La Hongrie est stratégiquement située entre la frontière orientale de l’UE et le cœur industriel de l’ouest.
Et tandis que, politiquement parlant, Budapest apparaît fermée et moins enthousiaste au changement. En revanche, l’économie hongroise, basée sur le secteur manufacturier, est considérée comme extrêmement ouverte et étroitement liée aux chaînes d’approvisionnement allemandes, principalement dans l’industrie automobile.
Grâce à cette « position » économique particulière, la Hongrie constituera une porte d’entrée importante pour la première puissance économique d’Asie vers le reste de l’Europe.
L'essor des véhicules électriques en Chine a entraîné une vague d'investissements, la Hongrie recevant 44 % de tous les IDE chinois en Europe l'année dernière, soit plus que l'Allemagne, la France et le Royaume-Uni réunis, selon un nouveau rapport de Rhodium Group et MERICS.
Environ 25 à 30 entreprises opérant dans le secteur de la technologie des batteries ont investi dans le pays, la plupart d'entre elles en provenance de Chine, comme le fabricant de batteries lithium-ion pour véhicules électriques et les systèmes de stockage d'énergie professionnels CATL, a déclaré Csaba Kilian, PDG de l'Association hongroise de l'industrie automobile.
La Hongrie est « l'emplacement optimal » pour la deuxième usine de CATL, a déclaré la société dans un communiqué aux médias, lorsqu'on l'a interrogée sur son choix de la Hongrie - « grâce à sa politique économique favorable aux investissements ». Interrogé sur les tarifs douaniers sur les véhicules électriques chinois, le PDG de l'Association hongroise de l'industrie automobile a déclaré : « Nous devons être prudents, car cela pourrait être très dangereux... très probablement, cela ne profitera pas aux constructeurs automobiles européens. »
M. Csaba Kilian a également ajouté que l'objectif du gouvernement hongrois est d'attirer... des entreprises technologiques de premier plan. « Nous ne parlons pas de simples opérations d’assemblage », a souligné M. Kilian.
En fait, disent les observateurs, compte tenu des résultats de la visite du président chinois Xi Jinping en France et en Hongrie le mois dernier, il est clair que l'Europe et Pékin auront du mal à « rompre », d'autant plus que la Hongrie est susceptible d'être la clé d'une relation productive.
L’entrée de la Hongrie dans « l’orbite » de la Chine n’est pas nécessairement une tentative de mettre en colère Bruxelles. Comme l’a commenté Peter Virovacz, économiste principal de la banque ING pour la Hongrie, « même si vous n’aimez pas la façon dont M. Orbán parle et ce qu’il fait, en fin de compte, c’est un dirigeant pris entre deux pouvoirs. » Il a besoin d’un exercice d’équilibre.
La Hongrie est l’une des économies les plus étroitement connectées de l’UE, profitant de salaires bon marché et d’une main-d’œuvre qualifiée pour devenir un centre manufacturier régional.

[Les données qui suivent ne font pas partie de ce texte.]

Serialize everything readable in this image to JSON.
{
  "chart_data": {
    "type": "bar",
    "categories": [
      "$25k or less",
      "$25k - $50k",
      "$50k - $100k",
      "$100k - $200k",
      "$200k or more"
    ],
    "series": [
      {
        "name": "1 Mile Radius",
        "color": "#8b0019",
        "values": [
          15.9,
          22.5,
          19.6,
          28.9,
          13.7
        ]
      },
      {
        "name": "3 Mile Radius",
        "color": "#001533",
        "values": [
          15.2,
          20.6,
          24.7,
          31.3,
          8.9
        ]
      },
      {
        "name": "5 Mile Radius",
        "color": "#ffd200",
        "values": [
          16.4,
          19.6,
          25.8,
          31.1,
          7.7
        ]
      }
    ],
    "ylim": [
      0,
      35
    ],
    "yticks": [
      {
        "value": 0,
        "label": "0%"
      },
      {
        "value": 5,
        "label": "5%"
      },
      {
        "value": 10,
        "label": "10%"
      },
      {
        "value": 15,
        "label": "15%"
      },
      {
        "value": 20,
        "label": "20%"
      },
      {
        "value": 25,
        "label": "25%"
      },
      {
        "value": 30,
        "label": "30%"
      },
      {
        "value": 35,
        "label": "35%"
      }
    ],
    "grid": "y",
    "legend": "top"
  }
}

A peine sortie de ses difficultés, l'économie hongroise se stabilise progressivement, mais reste très fragile. Ainsi, selon l’économiste Nathan Quentric du Crédit Agricole, « les investissements chinois arrivent à point nommé pour stabiliser la balance extérieure de la Hongrie et relancer sa croissance ».
La principale préoccupation du Premier ministre Orbán est l’économie hongroise. Mais dans un autre sens, la CE reste centrale pour les membres de l’UE. La relation croissante de Budapest avec la Chine est donc décrite par l’économiste Quentric comme « une option de développement potentiellement risquée ».